The sample message below shows a record from a database saved as a XML file, with
the XML
structure stored in the <content>
tag. With XML data, the portal can take
advantage the index fields for structured searches using an XML query language (XQL).
The
portal user can create a more detailed search for the data using tag and value pairs
to find
the data they need. An additional attribute in the <save>
tag,
mode
, allows for different relationships to be defined between the portal and
the external database. For example, these modes have been implemented in Sequoia Software's
XML Portal Server to allow one-way or bi-directional channels to be established and
maintained between the portal and the external data source. Thus, data can persist
in the
portal or an interactive relationship can be established, allowing the portal to update
the
external data source directly.
<?xml version="1.0"?>
<biztalk_1 xmlns="urn:biztalk-org:biztalk:biztalk_1">
<header>
BizTalk Routing Information …
</header>
<body>
<packet xmlns="http://schemas.biztalk.org/sequoiasoftware_com/myaxudtv.xml">
<save id="41" datasource="Database" doctype="Patient_Data"
filetype="XML" mode="1">
<key name="Client_ID">12328282</key>
<key name="LastName">Pickett</key>
<indexfield name="LastName">Pickett</indexfield>
<indexfield name="SSN">213-22-1111</indexfield>
<content encoded="no">
<![CDATA[
<client_record>
<client_id>12328282</client_id>
<firstName>William</firstName>
<lastName>Pickett</lastName>
<address>
<street>5457 Twin Knolls Rd.</street>
<city>Columbia</city>
<state>MD</state>
<zip>21045</zip>
</address>
<phone>
<work>410 666-7777</work>
</phone>
<date>01/06/1999</date>
</client_record>]]>
</content>
</save>
</packet>
</body>
</biztalk_1>
Conclusion
At Sequoia, we have developed the EXTRA schema to provide the necessary elements for bringing both structured and unstructured content into a portal server, and when desired, for establishing and maintaining dynamic relationships between the portal server and external data sources.
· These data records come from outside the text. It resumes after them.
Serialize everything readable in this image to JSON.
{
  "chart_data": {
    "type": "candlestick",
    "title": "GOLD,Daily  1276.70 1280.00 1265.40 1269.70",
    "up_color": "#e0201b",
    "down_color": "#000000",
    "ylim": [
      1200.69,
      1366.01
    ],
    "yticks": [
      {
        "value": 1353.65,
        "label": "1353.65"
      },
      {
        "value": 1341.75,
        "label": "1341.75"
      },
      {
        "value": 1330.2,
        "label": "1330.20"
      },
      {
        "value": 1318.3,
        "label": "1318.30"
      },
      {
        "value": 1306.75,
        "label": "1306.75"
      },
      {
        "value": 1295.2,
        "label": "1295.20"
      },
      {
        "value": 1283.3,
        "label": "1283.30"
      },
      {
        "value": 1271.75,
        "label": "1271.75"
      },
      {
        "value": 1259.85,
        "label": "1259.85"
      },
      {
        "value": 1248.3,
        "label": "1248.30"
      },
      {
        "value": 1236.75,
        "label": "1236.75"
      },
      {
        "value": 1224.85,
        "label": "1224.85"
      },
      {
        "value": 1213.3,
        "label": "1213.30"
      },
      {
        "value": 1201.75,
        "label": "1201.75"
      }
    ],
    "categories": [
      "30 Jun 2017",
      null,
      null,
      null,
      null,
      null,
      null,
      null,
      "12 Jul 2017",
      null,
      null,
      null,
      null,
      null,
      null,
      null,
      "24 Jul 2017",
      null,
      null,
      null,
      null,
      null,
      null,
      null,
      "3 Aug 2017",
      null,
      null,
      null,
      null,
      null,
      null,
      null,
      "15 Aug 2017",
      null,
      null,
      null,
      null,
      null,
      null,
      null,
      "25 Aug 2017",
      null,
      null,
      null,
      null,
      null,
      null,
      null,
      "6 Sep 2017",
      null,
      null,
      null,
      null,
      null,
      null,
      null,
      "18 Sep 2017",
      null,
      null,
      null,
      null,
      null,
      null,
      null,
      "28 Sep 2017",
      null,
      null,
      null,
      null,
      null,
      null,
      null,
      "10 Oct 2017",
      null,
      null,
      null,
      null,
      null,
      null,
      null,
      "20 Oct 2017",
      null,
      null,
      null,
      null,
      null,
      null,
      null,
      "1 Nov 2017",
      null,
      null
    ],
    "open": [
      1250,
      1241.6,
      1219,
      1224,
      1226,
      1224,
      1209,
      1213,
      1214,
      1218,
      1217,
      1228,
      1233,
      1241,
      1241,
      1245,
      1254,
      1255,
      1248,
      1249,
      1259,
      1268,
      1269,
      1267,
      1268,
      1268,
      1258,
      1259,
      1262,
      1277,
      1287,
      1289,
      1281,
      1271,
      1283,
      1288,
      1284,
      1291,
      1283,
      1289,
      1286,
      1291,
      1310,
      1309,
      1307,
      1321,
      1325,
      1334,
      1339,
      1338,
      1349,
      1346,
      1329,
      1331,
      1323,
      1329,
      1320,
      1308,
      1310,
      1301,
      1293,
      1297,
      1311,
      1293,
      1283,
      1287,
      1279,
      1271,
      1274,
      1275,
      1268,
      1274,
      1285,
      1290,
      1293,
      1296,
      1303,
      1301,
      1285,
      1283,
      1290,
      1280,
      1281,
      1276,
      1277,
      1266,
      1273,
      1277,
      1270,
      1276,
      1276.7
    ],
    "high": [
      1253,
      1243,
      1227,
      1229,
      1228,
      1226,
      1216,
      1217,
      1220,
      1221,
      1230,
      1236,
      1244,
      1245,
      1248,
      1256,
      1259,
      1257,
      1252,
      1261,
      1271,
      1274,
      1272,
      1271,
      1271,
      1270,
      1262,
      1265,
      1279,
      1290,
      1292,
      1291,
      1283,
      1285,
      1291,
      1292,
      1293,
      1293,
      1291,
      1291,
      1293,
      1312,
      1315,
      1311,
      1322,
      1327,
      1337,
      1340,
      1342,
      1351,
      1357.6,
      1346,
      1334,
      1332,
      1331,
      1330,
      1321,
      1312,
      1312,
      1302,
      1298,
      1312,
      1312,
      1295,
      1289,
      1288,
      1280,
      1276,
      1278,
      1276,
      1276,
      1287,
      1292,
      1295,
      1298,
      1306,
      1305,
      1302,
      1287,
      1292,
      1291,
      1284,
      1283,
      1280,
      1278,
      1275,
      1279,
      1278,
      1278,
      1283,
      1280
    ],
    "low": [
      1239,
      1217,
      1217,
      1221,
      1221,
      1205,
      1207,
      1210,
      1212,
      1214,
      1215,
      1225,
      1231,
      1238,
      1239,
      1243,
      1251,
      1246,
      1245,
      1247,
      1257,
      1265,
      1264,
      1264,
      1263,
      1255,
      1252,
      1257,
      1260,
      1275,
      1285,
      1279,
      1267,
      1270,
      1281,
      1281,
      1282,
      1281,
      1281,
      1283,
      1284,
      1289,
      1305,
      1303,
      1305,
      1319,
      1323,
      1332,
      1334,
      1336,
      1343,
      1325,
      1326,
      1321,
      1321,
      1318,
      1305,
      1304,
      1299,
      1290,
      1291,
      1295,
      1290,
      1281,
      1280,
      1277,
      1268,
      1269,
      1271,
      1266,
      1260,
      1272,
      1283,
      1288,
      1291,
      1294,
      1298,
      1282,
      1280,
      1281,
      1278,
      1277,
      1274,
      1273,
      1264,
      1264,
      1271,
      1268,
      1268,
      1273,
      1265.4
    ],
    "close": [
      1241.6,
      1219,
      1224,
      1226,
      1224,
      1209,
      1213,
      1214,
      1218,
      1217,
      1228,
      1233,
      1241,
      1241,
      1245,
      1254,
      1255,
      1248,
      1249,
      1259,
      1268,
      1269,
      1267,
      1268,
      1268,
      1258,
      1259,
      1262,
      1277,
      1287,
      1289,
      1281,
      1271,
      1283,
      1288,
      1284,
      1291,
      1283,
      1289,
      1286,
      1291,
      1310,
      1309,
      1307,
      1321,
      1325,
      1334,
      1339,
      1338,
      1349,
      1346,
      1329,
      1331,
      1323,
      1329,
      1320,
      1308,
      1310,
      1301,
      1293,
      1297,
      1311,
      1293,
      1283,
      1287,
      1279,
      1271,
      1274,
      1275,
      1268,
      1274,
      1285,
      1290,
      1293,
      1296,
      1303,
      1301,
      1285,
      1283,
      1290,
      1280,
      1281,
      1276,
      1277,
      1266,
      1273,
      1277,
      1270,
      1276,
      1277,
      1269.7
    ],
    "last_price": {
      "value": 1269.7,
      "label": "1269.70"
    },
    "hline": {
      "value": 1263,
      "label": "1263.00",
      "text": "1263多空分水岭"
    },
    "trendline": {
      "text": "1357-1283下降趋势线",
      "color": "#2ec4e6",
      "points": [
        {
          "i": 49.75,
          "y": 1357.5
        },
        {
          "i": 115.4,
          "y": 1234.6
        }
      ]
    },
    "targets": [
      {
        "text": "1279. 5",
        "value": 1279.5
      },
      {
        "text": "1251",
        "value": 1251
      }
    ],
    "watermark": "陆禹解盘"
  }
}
Our portal server has been designed to not only leverage XML for content aggregation and management (indexing, rules processing, etc.), but also for exchanging data with disparate distributed applications using XML messaging. XML messaging provides an effective method of overcoming the challenges of enterprise integration for exchanging data in XML or in other formats. More importantly, it also levels the playing field for businesses needing to exchange information in support of business-to-business e-commerce.